Yémen : un manifestant tué lundi à Aden
Un manifestant antigouvernemental a été tué par des tirs des forces de sécurité lundi à l’aube à Aden, dans le sud du Yémen, selon des sources médicales. Ce décès porte à douze le bilan des personnes tuées dans cette ville depuis le 13 février, et 14 au total dans tout le pays.
Lundi matin, des milliers de personnes étaient de nouveau rassemblées devant l’Université de Sanaa, la capitale, dans un sit-in pour exiger la chute du régime yéménite. Les manifestants ont commencé à affluer dès la nuit sur cette place, qu’ils ont ont rebaptisée «place Tahrir» (place de la Liberté) en référence à la révolte égyptienne.
«Le peuple veut la chute du régime», proclament les banderoles brandies par les manifestants. Ce sit-in intervient au lendemain de la décision de l’opposition parlementaire de se joindre au mouvement de contestation du régime, mené jusqu’à présent principalement par des étudiants.
Le président Saleh, qui dirige depuis 32 ans le Yémen, a promis le 2 février de mener des réformes et de ne pas briguer un nouveau mandat en 2013, sans parvenir à calmer la rue. Lundi, lors d’une conférence de presse, il a déclaré qu’il ne partirait «que par les urnes».
» Au Yémen, le président Saleh joue sa survie
• Bahreïn : les manifestants campent dans le calme à Manama
Des milliers de Bahreïnis ont occupé dimanche la place de la Perle à Manama, épicentre de la contestation du régime, alors que l’opposition se concertait avant d’entamer un dialogue avec le pouvoir.

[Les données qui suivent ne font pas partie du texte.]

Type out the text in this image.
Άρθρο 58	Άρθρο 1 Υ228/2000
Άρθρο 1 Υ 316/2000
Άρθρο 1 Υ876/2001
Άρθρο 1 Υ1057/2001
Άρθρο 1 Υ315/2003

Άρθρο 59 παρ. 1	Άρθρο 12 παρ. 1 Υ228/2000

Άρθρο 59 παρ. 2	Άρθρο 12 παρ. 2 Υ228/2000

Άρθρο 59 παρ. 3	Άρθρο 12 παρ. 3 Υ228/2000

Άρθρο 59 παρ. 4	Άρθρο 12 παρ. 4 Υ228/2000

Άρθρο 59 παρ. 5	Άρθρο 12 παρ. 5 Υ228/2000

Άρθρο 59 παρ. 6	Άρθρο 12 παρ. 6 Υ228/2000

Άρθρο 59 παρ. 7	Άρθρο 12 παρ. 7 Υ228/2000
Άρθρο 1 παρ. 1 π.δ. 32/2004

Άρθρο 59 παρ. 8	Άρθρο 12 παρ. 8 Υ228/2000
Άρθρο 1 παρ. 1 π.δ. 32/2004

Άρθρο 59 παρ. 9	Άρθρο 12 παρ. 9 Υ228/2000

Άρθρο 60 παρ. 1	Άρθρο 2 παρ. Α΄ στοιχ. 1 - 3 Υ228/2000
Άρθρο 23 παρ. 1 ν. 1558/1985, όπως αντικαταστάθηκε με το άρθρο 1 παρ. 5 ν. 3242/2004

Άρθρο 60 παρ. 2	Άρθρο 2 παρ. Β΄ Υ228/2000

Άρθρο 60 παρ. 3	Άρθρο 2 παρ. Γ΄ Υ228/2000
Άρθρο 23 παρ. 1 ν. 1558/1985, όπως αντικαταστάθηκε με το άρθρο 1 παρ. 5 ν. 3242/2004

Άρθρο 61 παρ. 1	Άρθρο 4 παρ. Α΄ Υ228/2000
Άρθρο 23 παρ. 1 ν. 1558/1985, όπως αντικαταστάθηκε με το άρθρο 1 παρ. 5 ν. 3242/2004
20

En fin d’après-midi, des jeunes s’employaient à dresser d’autres tentes sur la place, se joignant aux protestataires qui y ont passé samedi une première nuit sans entraves. L’armée, qui était déployée dans la ville depuis jeudi en réaction à une manifestation contre le régime, s’était en effet retirée vendredi de ce centre névralgique de la contestation.
C’est le prince héritier Salman ben Hamad Al-Khalifa qui a ordonné à la police et aux militaires de rester à l’écart des manifestants. Il a ainsi satisfait partiellement les voeux de l’opposition, à laquelle il a proposé d’ouvrir un dialogue. Une proposition saluée dimanche par la secrétaire d’État américaine Hillary Clinton, qui appelle les forces de sécurité à la «retenue». Vendredi soir, l’armée avait tiré sur des manifestants à Manama, faisant des dizaines de blessés parmi les opposants au régime. Le bilan de la contestation est d’au moins six morts et 95 blessés, selon un responsable de l’opposition chiite.
Estimant que ses demandes d’un retrait de l’armée de Manama et du droit de manifester avaient été satisfaites, l’union générale des syndicats de Bahreïn a levé dimanche son appel à la grève générale. Mais l’opposition exige la démission du gouvernement actuel avant d’entamer le dialogue politique proposé par le prince héritier sunnite.